In light of this we are to do 2 things: Reject and Rest.

1.    Reject

-      We are to reject fear or confidence in the work of man because as the prophet says, “all flesh is like grass.”
-      The Babylonians who sought to extinguish the Jews from the face of the earth are like grass before the Spirit of God.
-      The Romans who sought to destroy the church are like the fading flower.
-      There is no need to fear the might of man which comes against God’s people, they will wither and fade before our God.
pause
-      We ought also to reject confidence in the works on man.
-      We see our beauty in our creativeness, we see the world as though it is ours to conquer, and it is easy to place that where God ought to be.
-      We like Israel turning the bronze serpent in an idol, turn what are good gifts from our God into idols. Our nature is such that we try and find peace and rest in created things, and not the creator Himself.
It is like going to a museum and only examining a singular brush stroke or the little boat or house in the far background of the picture, admiring its impressive detail and beauty. But imagine telling someone you saw the most magnificent picture and they asked, “what was it of?”
And you couldn’t say because you never stepped back to see the whole thing.And yet, that brush stroke, that tree, that cloud, that eye, that face, they are all parts of a whole. It is the whole which is to be taken in. The parts are good in that they point to the whole.
-      Our nature is such that we would rather trust a politician than God. Rather trust our own ingenuity to save ourselves that the promises of God to make all things new in Christ.
-      But all these human works are ultimately from God’s Divine hand. Psalm 104:24-26, both the ship on the sea and the leviathan under the sea are God’s works.
-      In our sin, we would rather glory and rest in those things, than in the One who created them.
pause
Why do we focus so much on that which passes? Why are our hearts so taken to see an end where it is just a part
⁃           All flesh is like the flowering grass. It comes and goes. All that is fleshly is so. Here today, gone tomorrow. Sex, money, happiness, food, knowledge, peace, when they are all viewed as the end, will only end in death. Like observing the single brush stroke of a painting, we run after our hearts desire and consider that to be Good.
⁃           And yet, it is this running which is sin. What was the sin of Babel? A chasing after what brought them glory. This is our sin; we exchange the creator for the created as St. Paul tells us.
pause

2.    Rest

-      And so, the Isaiah calls us to rest. What stands when all else crumbles? “The Word of our God will stand forever.”
-      These all come from the hand of the One who is yet uncreated. Who makes that grass which passes away.

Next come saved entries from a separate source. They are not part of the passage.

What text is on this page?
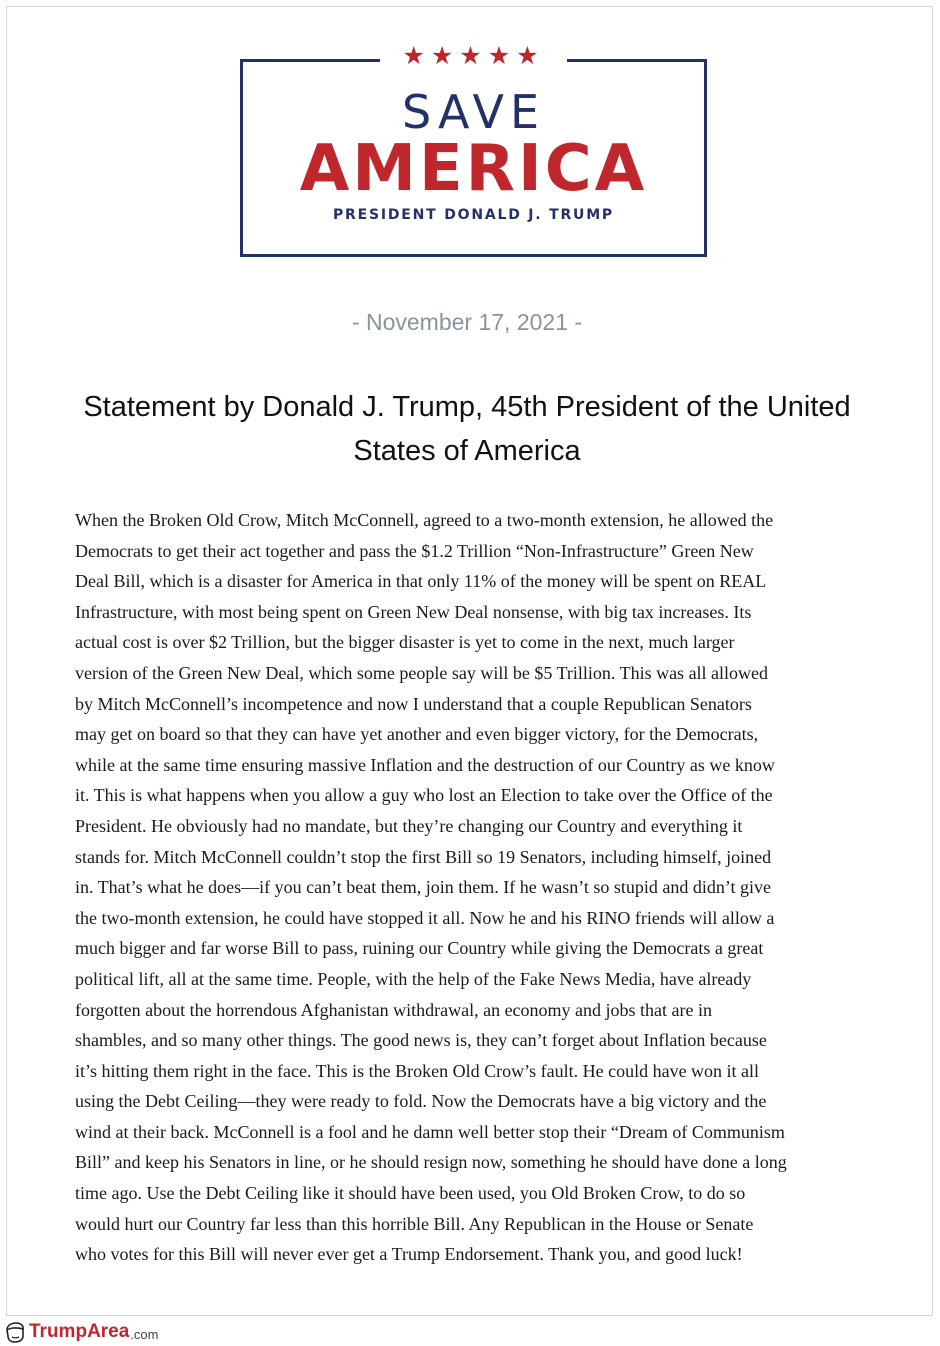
★★★★★
SAVE
AMERICA
PRESIDENT DONALD J. TRUMP
- November 17, 2021 -
Statement by Donald J. Trump, 45th President of the United States of America

When the Broken Old Crow, Mitch McConnell, agreed to a two-month extension, he allowed the
Democrats to get their act together and pass the $1.2 Trillion “Non-Infrastructure” Green New
Deal Bill, which is a disaster for America in that only 11% of the money will be spent on REAL
Infrastructure, with most being spent on Green New Deal nonsense, with big tax increases. Its
actual cost is over $2 Trillion, but the bigger disaster is yet to come in the next, much larger
version of the Green New Deal, which some people say will be $5 Trillion. This was all allowed
by Mitch McConnell’s incompetence and now I understand that a couple Republican Senators
may get on board so that they can have yet another and even bigger victory, for the Democrats,
while at the same time ensuring massive Inflation and the destruction of our Country as we know
it. This is what happens when you allow a guy who lost an Election to take over the Office of the
President. He obviously had no mandate, but they’re changing our Country and everything it
stands for. Mitch McConnell couldn’t stop the first Bill so 19 Senators, including himself, joined
in. That’s what he does—if you can’t beat them, join them. If he wasn’t so stupid and didn’t give
the two-month extension, he could have stopped it all. Now he and his RINO friends will allow a
much bigger and far worse Bill to pass, ruining our Country while giving the Democrats a great
political lift, all at the same time. People, with the help of the Fake News Media, have already
forgotten about the horrendous Afghanistan withdrawal, an economy and jobs that are in
shambles, and so many other things. The good news is, they can’t forget about Inflation because
it’s hitting them right in the face. This is the Broken Old Crow’s fault. He could have won it all
using the Debt Ceiling—they were ready to fold. Now the Democrats have a big victory and the
wind at their back. McConnell is a fool and he damn well better stop their “Dream of Communism
Bill” and keep his Senators in line, or he should resign now, something he should have done a long
time ago. Use the Debt Ceiling like it should have been used, you Old Broken Crow, to do so
would hurt our Country far less than this horrible Bill. Any Republican in the House or Senate
who votes for this Bill will never ever get a Trump Endorsement. Thank you, and good luck!

Trump Area .com
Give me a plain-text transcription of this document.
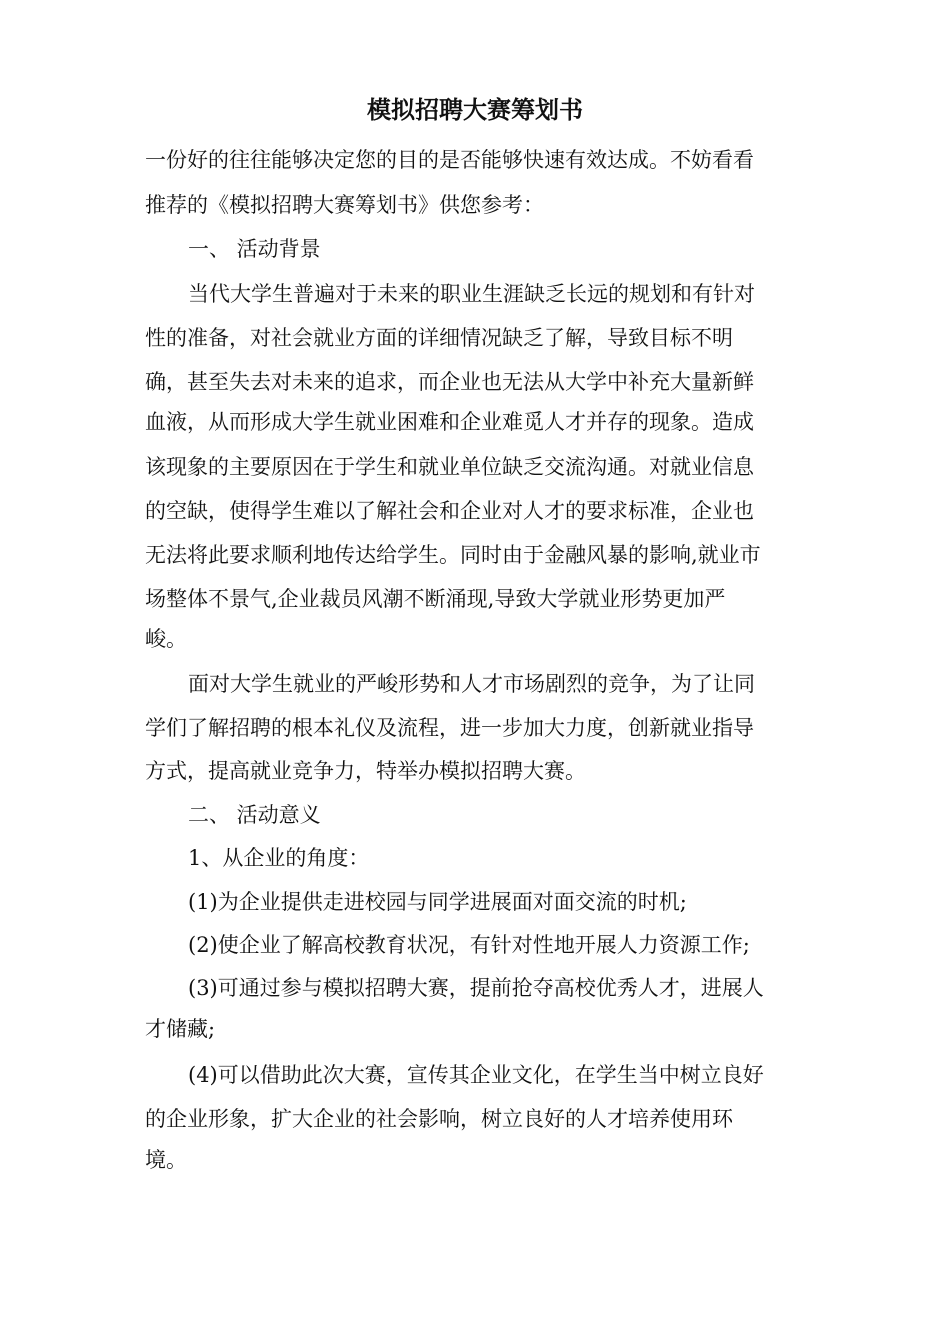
模拟招聘大赛筹划书
一份好的往往能够决定您的目的是否能够快速有效达成。不妨看看
推荐的《模拟招聘大赛筹划书》供您参考：
一、 活动背景
当代大学生普遍对于未来的职业生涯缺乏长远的规划和有针对
性的准备，对社会就业方面的详细情况缺乏了解，导致目标不明
确，甚至失去对未来的追求，而企业也无法从大学中补充大量新鲜
血液，从而形成大学生就业困难和企业难觅人才并存的现象。造成
该现象的主要原因在于学生和就业单位缺乏交流沟通。对就业信息
的空缺，使得学生难以了解社会和企业对人才的要求标准，企业也
无法将此要求顺利地传达给学生。同时由于金融风暴的影响,就业市
场整体不景气,企业裁员风潮不断涌现,导致大学就业形势更加严
峻。
面对大学生就业的严峻形势和人才市场剧烈的竞争，为了让同
学们了解招聘的根本礼仪及流程，进一步加大力度，创新就业指导
方式，提高就业竞争力，特举办模拟招聘大赛。
二、 活动意义
1、从企业的角度：
(1)为企业提供走进校园与同学进展面对面交流的时机;
(2)使企业了解高校教育状况，有针对性地开展人力资源工作;
(3)可通过参与模拟招聘大赛，提前抢夺高校优秀人才，进展人
才储藏;
(4)可以借助此次大赛，宣传其企业文化，在学生当中树立良好
的企业形象，扩大企业的社会影响，树立良好的人才培养使用环
境。
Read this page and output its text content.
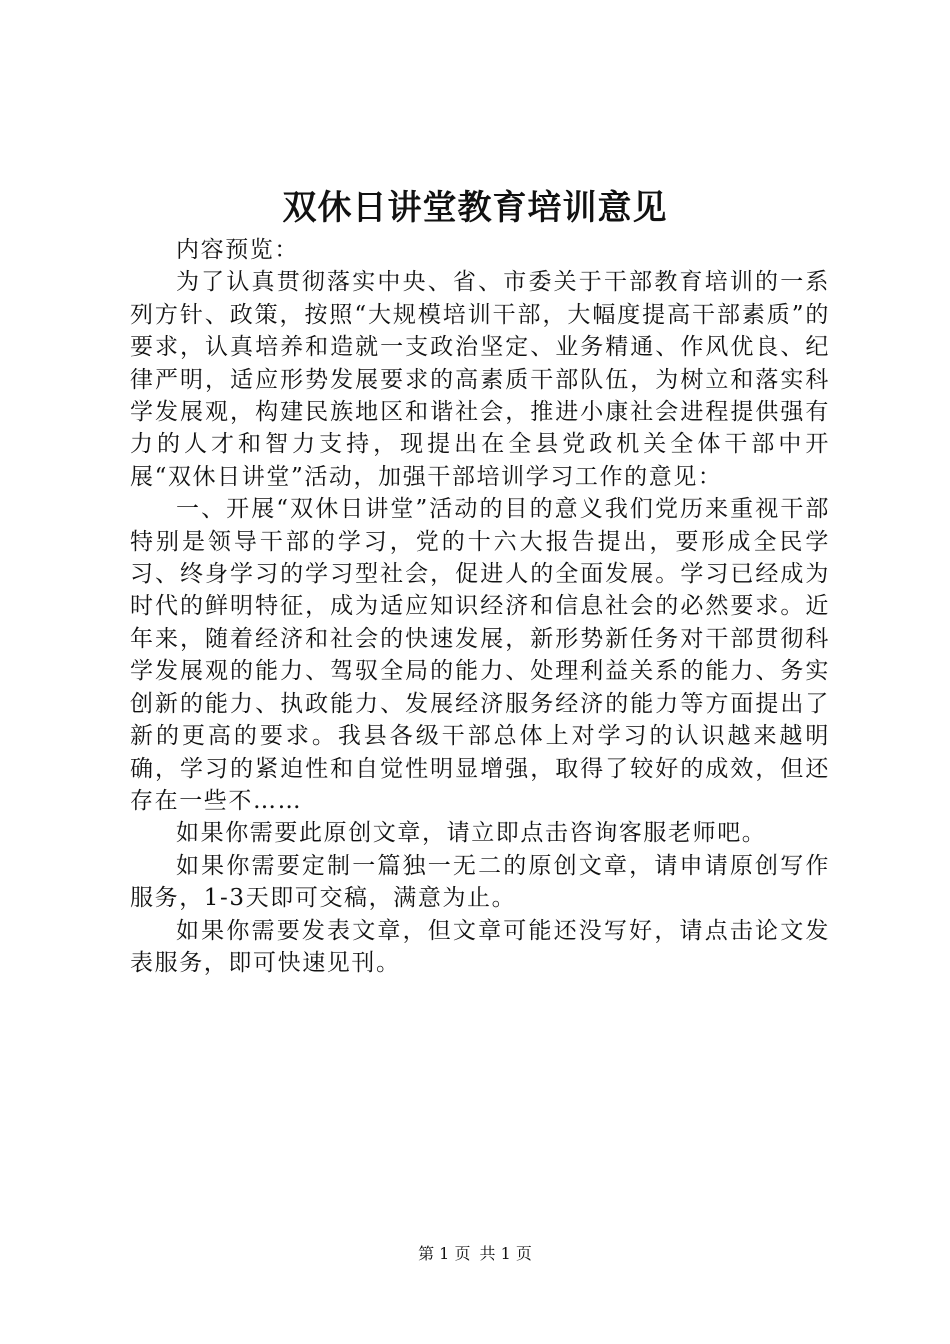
双休日讲堂教育培训意见

内容预览：

为了认真贯彻落实中央、省、市委关于干部教育培训的一系列方针、政策，按照“大规模培训干部，大幅度提高干部素质”的要求，认真培养和造就一支政治坚定、业务精通、作风优良、纪律严明，适应形势发展要求的高素质干部队伍，为树立和落实科学发展观，构建民族地区和谐社会，推进小康社会进程提供强有力的人才和智力支持，现提出在全县党政机关全体干部中开展“双休日讲堂”活动，加强干部培训学习工作的意见：

一、开展“双休日讲堂”活动的目的意义我们党历来重视干部特别是领导干部的学习，党的十六大报告提出，要形成全民学习、终身学习的学习型社会，促进人的全面发展。学习已经成为时代的鲜明特征，成为适应知识经济和信息社会的必然要求。近年来，随着经济和社会的快速发展，新形势新任务对干部贯彻科学发展观的能力、驾驭全局的能力、处理利益关系的能力、务实创新的能力、执政能力、发展经济服务经济的能力等方面提出了新的更高的要求。我县各级干部总体上对学习的认识越来越明确，学习的紧迫性和自觉性明显增强，取得了较好的成效，但还存在一些不……

如果你需要此原创文章，请立即点击咨询客服老师吧。

如果你需要定制一篇独一无二的原创文章，请申请原创写作服务，1-3天即可交稿，满意为止。

如果你需要发表文章，但文章可能还没写好，请点击论文发表服务，即可快速见刊。

第 1 页 共 1 页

It is to Him that we must turn, it is He who is the source of all Joy, in whose face we should delight to rest.
-      And yet, we do not. Why does your heart desire what are only parts of the whole?
-      All flesh is like grass. It fades and dies. Even the greatest of our creations will decay, rot and pass away. The remnants of the earths greatest civilisations are now rubble that we take photos in. Great columns reduced to hip-high rocks.
-      But the One who is uncreated, took upon Himself creation. The one who is eternal became bound Himself to time. The One who holds all life in the palm of His hand died.
pause
-      Why? In order that He may take us, all our sin, all our misery, our chasing after our own desires and claim us as His own. Now we are not parts, running after brush strokes on a painting, but have been made whole and redeemed and shown whole the painting. In Christ, the eternal Word we see the Father of All.
As the Apostle Peter says, this word is the word of your salvation. It alone stands. It alone is worthy of comfort, trust, rest and satisfaction. Come, drink deeply of the water of the Gospel and you will not thirst again. You will be satisfied. Come and rest in truths of the Promise that your God delights to show mercy in Christ the Son.